All seven pieces of Future Heirlooms (Image: Sarah de Pina)

Future Heirlooms, a design collaboration by South African cooperative Always Welcome and the American Hardwood Export Council (AHEC), is now open at Always Welcome Viewing Rooms in Sandton, Johannesburg, South Africa.

The project, which was initially announced in July 2022, will remain at its current location until November 2022, and will then move to the new Always Welcome Heritage House in Cape Town in January 2023.

For this project, a group of seven South African designers from three provinces across the country have created a series of works that not only anticipate the future of sustainable design, but also explores their own heritage and the story of South Africa’s design legacy.

Created in American red oak by hardwood furniture designer-manufacturers Houtlander and timber importers BOS Timbers, the seven pieces are a celebration of material and memory, and ask questions about current approaches to the environment.

The seven pieces were crafted by various design studios and designers, such as Dokter and Misses, MashT Design Studio, TheUrbanative, Kumsuka, Kalki Ceramics, Joe Paine in partnership with Nathan Gates, and Nøde Studio.

Under the mentorship of the Always Welcome team, the designers were asked to create an object or a piece of furniture that encapsulates the themes of sustainability, longevity and quality.

“We need to end our current throwaway culture and we need to use materials that have a low environmental impact. These issues should affect all our day-to-day decision-making,” said Roderick Wiles, regional director of AHEC.

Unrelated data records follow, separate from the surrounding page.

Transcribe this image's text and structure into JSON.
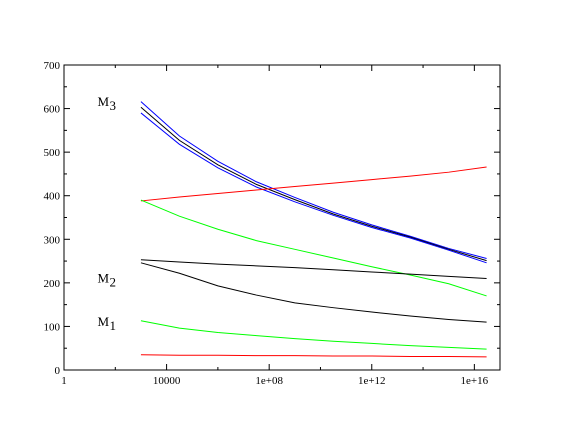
{
  "chart_data": {
    "type": "line",
    "title": "",
    "xlabel": "",
    "ylabel": "",
    "x_scale": "log10",
    "xlim": [
      1,
      1e+17
    ],
    "ylim": [
      0,
      700
    ],
    "grid": false,
    "legend": "none",
    "x_ticks": [
      {
        "value": 1,
        "label": "1"
      },
      {
        "value": 10000,
        "label": "10000"
      },
      {
        "value": 100000000.0,
        "label": "1e+08"
      },
      {
        "value": 1000000000000.0,
        "label": "1e+12"
      },
      {
        "value": 1e+16,
        "label": "1e+16"
      }
    ],
    "y_ticks": [
      {
        "value": 0,
        "label": "0"
      },
      {
        "value": 100,
        "label": "100"
      },
      {
        "value": 200,
        "label": "200"
      },
      {
        "value": 300,
        "label": "300"
      },
      {
        "value": 400,
        "label": "400"
      },
      {
        "value": 500,
        "label": "500"
      },
      {
        "value": 600,
        "label": "600"
      },
      {
        "value": 700,
        "label": "700"
      }
    ],
    "annotations": [
      {
        "main": "M",
        "sub": "3",
        "x": 300,
        "y": 615
      },
      {
        "main": "M",
        "sub": "2",
        "x": 300,
        "y": 210
      },
      {
        "main": "M",
        "sub": "1",
        "x": 300,
        "y": 110
      }
    ],
    "x": [
      1000,
      31623,
      1000000.0,
      31600000.0,
      1000000000.0,
      31600000000.0,
      1000000000000.0,
      31600000000000.0,
      1000000000000000.0,
      3e+16
    ],
    "series": [
      {
        "color": "#0000ff",
        "values": [
          616,
          537,
          479,
          432,
          396,
          362,
          333,
          307,
          279,
          256
        ]
      },
      {
        "color": "#000000",
        "values": [
          603,
          527,
          471,
          426,
          391,
          358,
          330,
          305,
          277,
          251
        ]
      },
      {
        "color": "#0000ff",
        "values": [
          590,
          518,
          464,
          420,
          386,
          355,
          327,
          303,
          275,
          246
        ]
      },
      {
        "color": "#ff0000",
        "values": [
          388,
          397,
          405,
          413,
          421,
          429,
          437,
          445,
          454,
          466
        ]
      },
      {
        "color": "#00ff00",
        "values": [
          390,
          353,
          323,
          297,
          277,
          257,
          237,
          218,
          198,
          170
        ]
      },
      {
        "color": "#000000",
        "values": [
          253,
          248,
          243,
          239,
          235,
          230,
          225,
          220,
          215,
          210
        ]
      },
      {
        "color": "#000000",
        "values": [
          246,
          222,
          193,
          172,
          154,
          143,
          133,
          124,
          116,
          110
        ]
      },
      {
        "color": "#00ff00",
        "values": [
          113,
          96,
          86,
          79,
          72,
          66,
          61,
          56,
          52,
          48
        ]
      },
      {
        "color": "#ff0000",
        "values": [
          35,
          34,
          34,
          33,
          33,
          32,
          32,
          31,
          31,
          30
        ]
      }
    ]
  }
}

“Designers, especially, have a huge influence on how products are planned and with what materials. This project was the perfect platform for us to work with accomplished South African designers and makers, while also helping them to work with an abundant, versatile and beautiful, yet lesser-known American hardwood species.”

For the designers, the project has offered an opportunity to explore alternative manufacturing methods, and American red oak itself.

Commenting on her participation in the project, Thabisa Mjo, founder of Johannesburg-based product and furniture design group MashT Design Studio, said: “The material intrigued me from the outset of Future Heirlooms. I became fascinated by the seemingly endless possibilities of American red oak itself that, coupled with Houtlander’s special ability to work with timber, set my imagination alight and I just had to see what could be made.”

The American red oak arrived for the project at the South African port of Durban was also carbon negative. AHEC reported that just about 1.3m3 of American red oak were used to make all seven pieces, with the finished pieces being made up just under 1m3 of wood after manufacturing.

For their lifetime, these seven furniture pieces will keep around 1,069kg of CO2e out of the atmosphere.

Wiles concluded: “Such is the size of the US hardwood forest resource and so dominant in the forest is red oak at roughly 18% of the total resource, that all the red oak lumber used to make the seven designs would have been replaced in the US hardwood forest through natural regeneration in just 1.35 seconds.

“With the world facing the ever-increasing impacts of climate change and of over-consumption of high-impact materials, the emphasis needs to shift to the environmental merits of making more use of what nature is growing.

“Through this collaboration, we hope the designers and manufacturer learnt a lot about a beautiful and sustainable material while also demonstrating the beauty of a widely-available, yet under-utilised American hardwood species.”